A Percussive Afternoon

I have been to many musical performances in my life; I absolutely love the experience of live music. The majority of these performances have been in the vein of Western music, from classical concerts to rock festivals. However, this past Sunday I attended a musical event at Catlett that centered on Afro-Caribbean rhythms, and it was a very different experience from any past musical event I could recall attending. The “Souza Percussion Duo” consisted of five pieces, and each one was enchanting. A multitude of percussion instruments were played throughout the concert, ranging from marimbas 10 times my size to drums to woodblocks to cymbals.
While the Western ideal in music is usually a single, clear melody backed by one or several harmonies (whether vocal or instrumental), I learned that in traditional African society the ideal sound is “fuzzy”. Just as Westerners prefer clarity in music, Africans and those who follow in their musical traditions strive to create a network of complex and layered melodies.

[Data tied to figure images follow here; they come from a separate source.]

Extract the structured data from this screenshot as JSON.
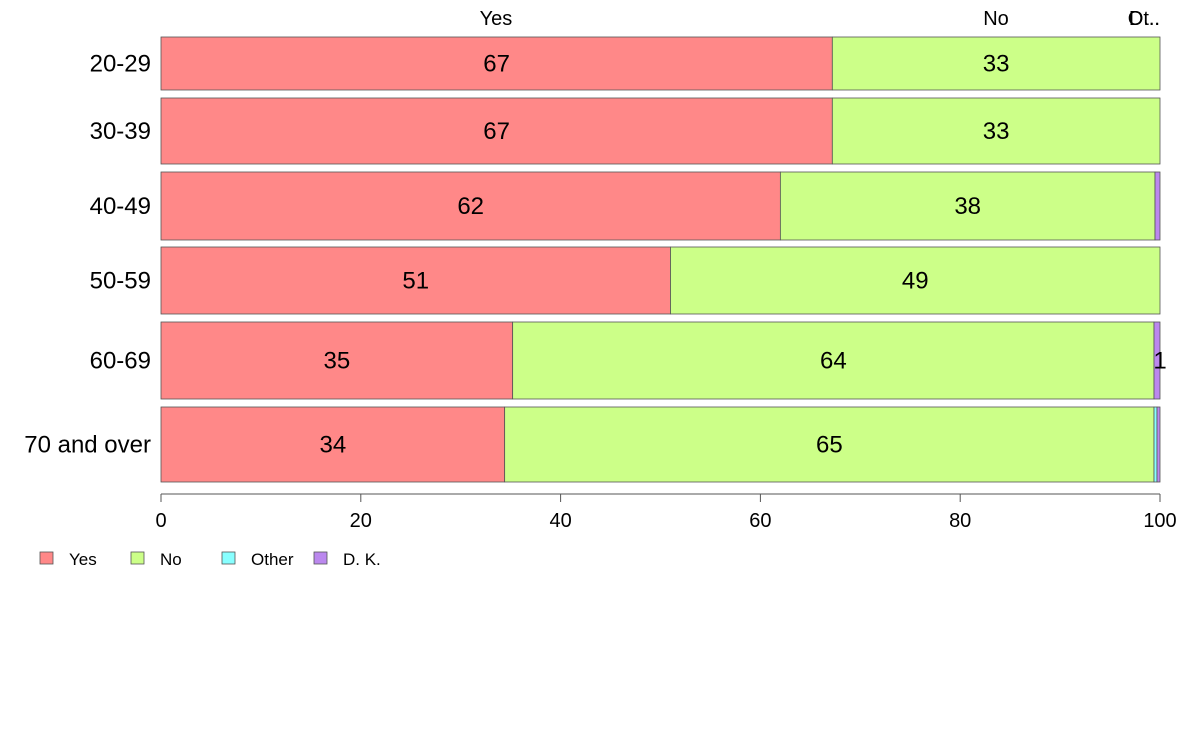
{
  "chart_data": {
    "type": "bar",
    "orientation": "horizontal",
    "stacked": true,
    "categories": [
      "20-29",
      "30-39",
      "40-49",
      "50-59",
      "60-69",
      "70 and over"
    ],
    "series": [
      {
        "name": "Yes",
        "color": "#ff8888",
        "values": [
          67.2,
          67.2,
          62.0,
          51.0,
          35.2,
          34.4
        ],
        "labels": [
          "67",
          "67",
          "62",
          "51",
          "35",
          "34"
        ]
      },
      {
        "name": "No",
        "color": "#ccff88",
        "values": [
          32.8,
          32.8,
          37.5,
          49.0,
          64.2,
          65.0
        ],
        "labels": [
          "33",
          "33",
          "38",
          "49",
          "64",
          "65"
        ]
      },
      {
        "name": "Other",
        "color": "#88ffff",
        "values": [
          0,
          0,
          0,
          0,
          0,
          0.3
        ],
        "labels": [
          "",
          "",
          "",
          "",
          "",
          ""
        ]
      },
      {
        "name": "D. K.",
        "color": "#bb88ee",
        "values": [
          0,
          0,
          0.5,
          0,
          0.6,
          0.3
        ],
        "labels": [
          "",
          "",
          "",
          "",
          "1",
          ""
        ]
      }
    ],
    "top_labels": [
      "Yes",
      "No",
      "Ot..",
      "D..."
    ],
    "xlim": [
      0,
      100
    ],
    "xticks": [
      "0",
      "20",
      "40",
      "60",
      "80",
      "100"
    ],
    "grid": false,
    "legend_position": "bottom-left"
  }
}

This was reflected in the fact that at most times, both of the musicians were holding two mallets in each hand. This gave them the amazing capability of creating several intricately intertwined melodic lines at all times.
Another interesting aspect of the structure of the songs was their melismatic quality; they often sounded floating and otherworldly. Rather than having a sharply defined structure or a single time signature at any point, as is the case in much Western music, the focus was on the patterns and rhythms, and the way that they combined to create a mosaic of sound. I had never experienced this approach to music. I enjoyed it immensely, and have certainly been inspired to attend more non-traditional concerts focused on the music of places like Africa and the Caribbean.